Cet extrait dévoile la finesse de l’analyse psychologique de Chrétien, notamment par rapport à son personnage féminin. Si la fin’amor qu’il met en scène se distingue de celle que chantaient les troubadours et les trouvères, amour adultère et non conjugal comme ici, elle n’en implique pas moins une série de nuances très riches qui conjuguent la sensualité, l’attention à l’autre et un équilibre délicat entre la volonté de la femme et celle de l’homme. En outre, la nouveauté introduite par Chrétien grâce au genre romanesque, c’est d’adopter le point de vue de la femme, alors que la poésie des troubadours et des trouvères expose toujours le point de vue de l’Amant.

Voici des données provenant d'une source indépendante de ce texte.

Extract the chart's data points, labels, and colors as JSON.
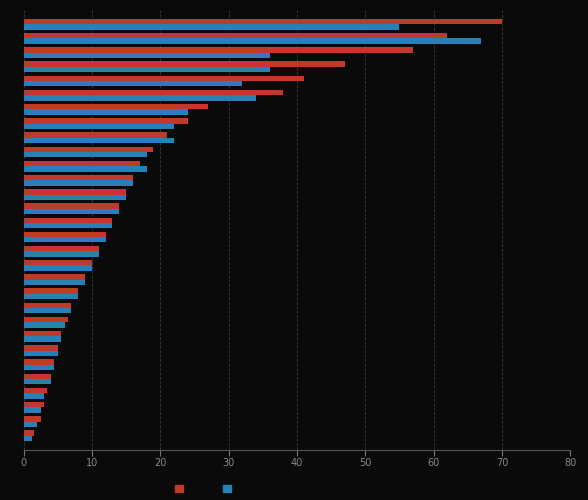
{
  "red_values": [
    70,
    62,
    57,
    47,
    41,
    38,
    27,
    24,
    21,
    19,
    17,
    16,
    15,
    14,
    13,
    12,
    11,
    10,
    9,
    8,
    7,
    6.5,
    5.5,
    5,
    4.5,
    4,
    3.5,
    3,
    2.5,
    1.5
  ],
  "blue_values": [
    55,
    67,
    36,
    36,
    32,
    34,
    24,
    22,
    22,
    18,
    18,
    16,
    15,
    14,
    13,
    12,
    11,
    10,
    9,
    8,
    7,
    6,
    5.5,
    5,
    4.5,
    4,
    3,
    2.5,
    2,
    1.2
  ],
  "red_color": "#c0392b",
  "blue_color": "#2980b9",
  "bg_color": "#0a0a0a",
  "bar_height": 0.38,
  "xlim": [
    0,
    80
  ],
  "grid_color": "#3a3a3a",
  "n_rows": 30
}
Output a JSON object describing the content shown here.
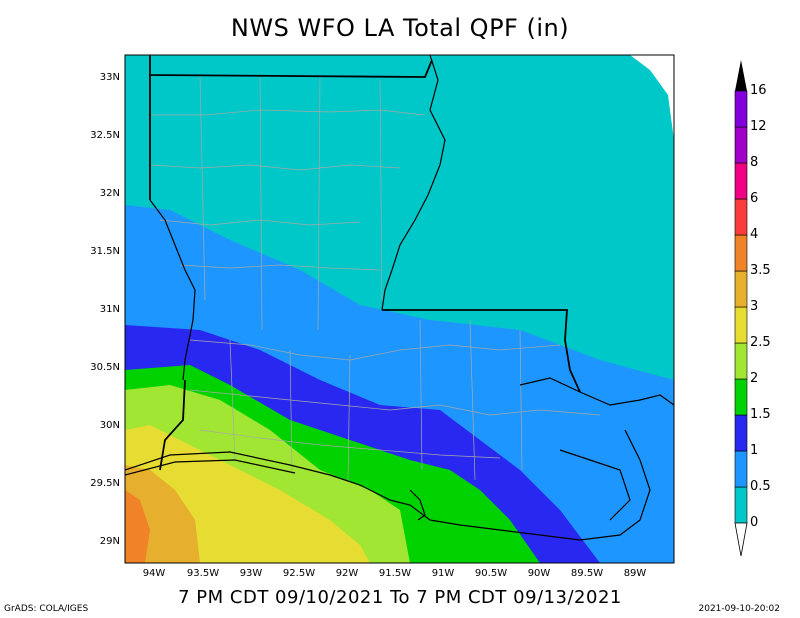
{
  "title": "NWS WFO LA Total QPF (in)",
  "subtitle": "7 PM CDT 09/10/2021 To 7 PM CDT 09/13/2021",
  "footer_left": "GrADS: COLA/IGES",
  "footer_right": "2021-09-10-20:02",
  "lat_labels": [
    "33N",
    "32.5N",
    "32N",
    "31.5N",
    "31N",
    "30.5N",
    "30N",
    "29.5N",
    "29N"
  ],
  "lon_labels": [
    "94W",
    "93.5W",
    "93W",
    "92.5W",
    "92W",
    "91.5W",
    "91W",
    "90.5W",
    "90W",
    "89.5W",
    "89W"
  ],
  "colorbar": {
    "levels": [
      "0",
      "0.5",
      "1",
      "1.5",
      "2",
      "2.5",
      "3",
      "3.5",
      "4",
      "6",
      "8",
      "12",
      "16"
    ],
    "colors": [
      "#00c8c8",
      "#1e96ff",
      "#2828f0",
      "#00d200",
      "#a0e632",
      "#e6dc32",
      "#e6af2d",
      "#f08228",
      "#fa3c3c",
      "#f00082",
      "#a000c8",
      "#8200dc",
      "#000000"
    ]
  },
  "map_colors": {
    "cyan": "#00c8c8",
    "light_blue": "#1e96ff",
    "dark_blue": "#2828f0",
    "green": "#00d200",
    "lime": "#a0e632",
    "yellow": "#e6dc32",
    "gold": "#e6af2d",
    "orange": "#f08228"
  }
}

Enfin, pour bien comprendre l’enjeu de la scène que nous venons de lire, il convient de résumer la suite du roman. Dès qu’Erec apprend par la bouche d’Enide qu’il est accusé de « recreantise » par les barons du voisinage, il ordonne à sa femme de se préparer à partir. Lui-même s’arme et ils se mettent en route, après qu’il lui a commandé de chevaucher devant lui et de ne pas ouvrir la bouche, quoi qu’elle voie ou pense. Au fur et à mesure de leur chevauchée, ils vont rencontrer une série d’ennemis de plus en plus nombreux et menaçants. Chaque fois, Enide sera confrontée au dilemme de respecter l’ordre de son époux ou bien d’avertir Erec puisque c’est elle qui chaque fois découvre la première le danger qui les menace. Chaque fois, Erec lui reproche durement d’avoir enfreint l’interdiction, mais en même temps il ressort toujours vainqueur de ses adversaires, aussi nombreux soient-ils. Si, au début de ces aventures, tout nous est seulement conté par le point de vue d’Enide qui ne cesse de se reprocher sa folle parole et dont on partage la terrible anxiété face aux dangers que court Erec, peu à peu Chrétien nous dévoile les pensées de son héros. Erec a certes voulu punir son épouse d’avoir trop parlé et d’avoir prêté l’oreille aux propos diffamants, mais il se rend compte que tout le comportement d’Enide est dicté par l’amour immense qu’elle lui porte. Cette série d’aventures leur permettra de renforcer l’unité de leur couple aussi bien que de conjuguer amour et chevalerie, afin de répondre à un idéal courtois que Chrétien conçoit avant tout comme l’association de l’épanouissement individuel et du bien que l’on apporte à la communauté dans laquelle on vit.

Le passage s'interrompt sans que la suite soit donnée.